During the 1980s, the opposition grew, fueled by the
unemployment that followed when the Itaipú hydroelectric
dam was completed in 1982 (see Natural Resources, Energy
and the Environment). The return to civilian government
elsewhere in Latin America became a source of
inspiration. The end of the Cold War caused the United
States to move from supporting anti-communist regimes to
attaching greater importance to democratic freedoms and
rights in other countries. The dictatorship lost much of
its foreign and domestic support.
In February 1989 Stroessner was deposited with the
good memory of the United States in a coup, led by
Deputy Commander Andrés Rodríguez. A key figure in the
coup was also General Lino Oviedo, who thereby gained
popular popularity. Stroessner was allowed to go into
exile in Brazil.
Rodríguez encouraged fugitives to return home and
arrested several leading people from Stroessner's
regime. He won the presidential election a few months
after the military coup and promised to surrender power
to a civilian president in 1993. In the congressional
election, the Colorado Party won big.
Problems on the road
But the new government had strong ties to the old
one. Only small progress was made in the investigations
of torture, murder and disappearance during the
dictatorship. Crime increased, not least drug smuggling.

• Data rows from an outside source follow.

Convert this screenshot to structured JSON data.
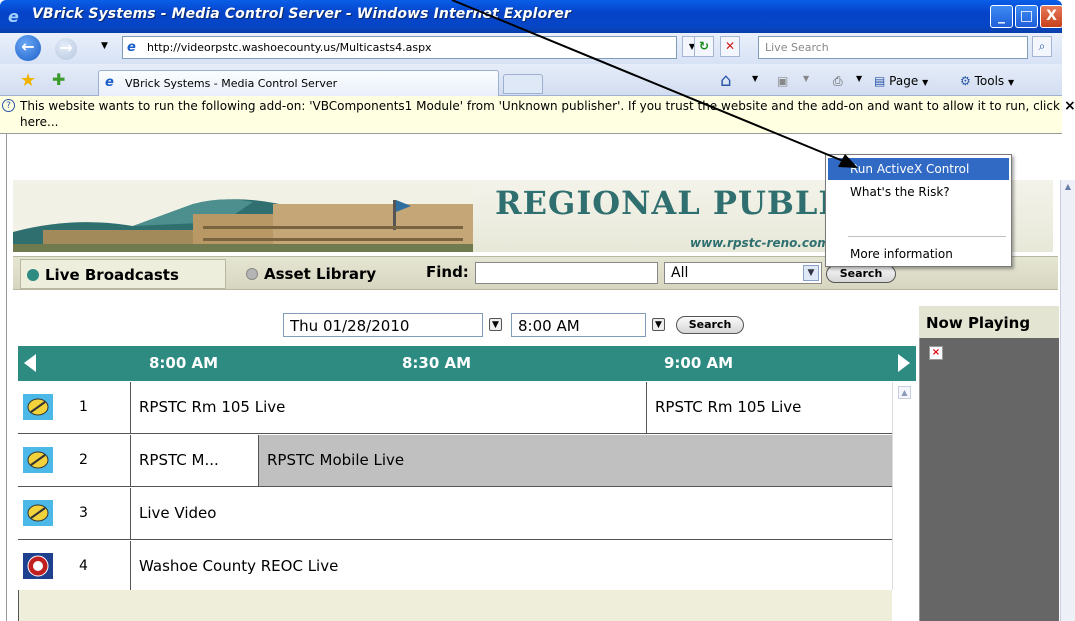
{
  "window": {
    "title": "VBrick Systems - Media Control Server - Windows Internet Explorer",
    "controls": [
      "_",
      "□",
      "X"
    ]
  },
  "address_bar": {
    "url": "http://videorpstc.washoecounty.us/Multicasts4.aspx",
    "search_placeholder": "Live Search"
  },
  "tabs": {
    "active_label": "VBrick Systems - Media Control Server"
  },
  "command_bar": {
    "page_label": "Page",
    "tools_label": "Tools"
  },
  "info_bar": {
    "message": "This website wants to run the following add-on: 'VBComponents1 Module' from 'Unknown publisher'. If you trust the website and the add-on and want to allow it to run, click here...",
    "close_glyph": "×"
  },
  "context_menu": {
    "items": [
      "Run ActiveX Control",
      "What's the Risk?",
      "More information"
    ]
  },
  "banner": {
    "title": "REGIONAL PUBLIC      TR",
    "url": "www.rpstc-reno.com"
  },
  "nav": {
    "live_label": "Live Broadcasts",
    "library_label": "Asset Library",
    "find_label": "Find:",
    "find_value": "",
    "scope_value": "All",
    "search_label": "Search"
  },
  "schedule": {
    "date": "Thu 01/28/2010",
    "time": "8:00 AM",
    "search_label": "Search",
    "time_headers": [
      "8:00 AM",
      "8:30 AM",
      "9:00 AM"
    ],
    "rows": [
      {
        "num": "1",
        "cells": [
          "RPSTC Rm 105 Live",
          "RPSTC Rm 105 Live"
        ]
      },
      {
        "num": "2",
        "cells": [
          "RPSTC M...",
          "RPSTC Mobile Live"
        ]
      },
      {
        "num": "3",
        "cells": [
          "Live Video"
        ]
      },
      {
        "num": "4",
        "cells": [
          "Washoe County REOC Live"
        ]
      }
    ]
  },
  "now_playing": {
    "title": "Now Playing",
    "broken_glyph": "×"
  },
  "colors": {
    "accent_teal": "#2d8b82",
    "menu_highlight": "#316ac5",
    "titlebar_blue": "#0543c9"
  },
  "icons": [
    "ie-icon",
    "back-icon",
    "forward-icon",
    "refresh-icon",
    "stop-icon",
    "search-icon",
    "favorites-star-icon",
    "add-favorites-icon",
    "home-icon",
    "feeds-icon",
    "print-icon",
    "page-icon",
    "tools-gear-icon",
    "info-question-icon",
    "satellite-icon",
    "county-seal-icon"
  ]
}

Rodríguez also failed to overcome the corruption: many
of his employees plundered the Treasury on their own
behalf. The economic and social divisions remained
large. A neoliberal economic policy, which gave
companies great leeway at the expense of employees, led
to government-critical trade unions and farmer
organizations growing stronger. Landless families began
to occupy land but were driven away, often with brutal
methods.
A new democratic constitution was adopted in 1992. In
the presidential election the following year, the
candidate of the Colorado Party, the construction
millionaire Juan Carlos Wasmosy, won "only" 42 percent
of the vote. Also in the congressional elections,
opposition parties were strengthened and Wasmosy found
it difficult to cooperate with the newly elected
congress. The Colorado party was divided into different
phalanges and most of the party members allied with the
opposition.
Wasmosy's neo-liberal politics and his opposition to
land reform created dissatisfaction among landless
peasants. In 1994, a farmer's march to Asuncion was
carried out and in the same year a general strike broke
out. From 1995 to 1996, the country was shaken by
protests, demonstrations and banking crises.
The vice president is murdered
The president's hardest opponent was the army chief
and party mate Lino Oviedo. Oviedo led a coup attempt
against Wasmosy in 1996, but the coup was intercepted
with the aid of the Air Force. Oviedo was then arrested,
but soon released and went underground in 1997.
Oviedo was sentenced to ten years in prison for the
coup attempt and banned from running in the 1998
presidential election. Instead, the candidate for the
Colorado Party became Raúl Cubas Grau, a close ally of
Oviedo. Luis María Argaña, who led another party
faction, became the vice presidential candidate.
Cuba's Grau won in the presidential election, thanks
in large part to his being perceived as Oviedo's deputy.
Oviedo, who had roots in the countryside and spoke
Guarani fluently, had many followers among poor
peasants. He also had strong support in the military and
in the political elite. In the congressional elections,
the Colorado Party gained a majority in both chambers.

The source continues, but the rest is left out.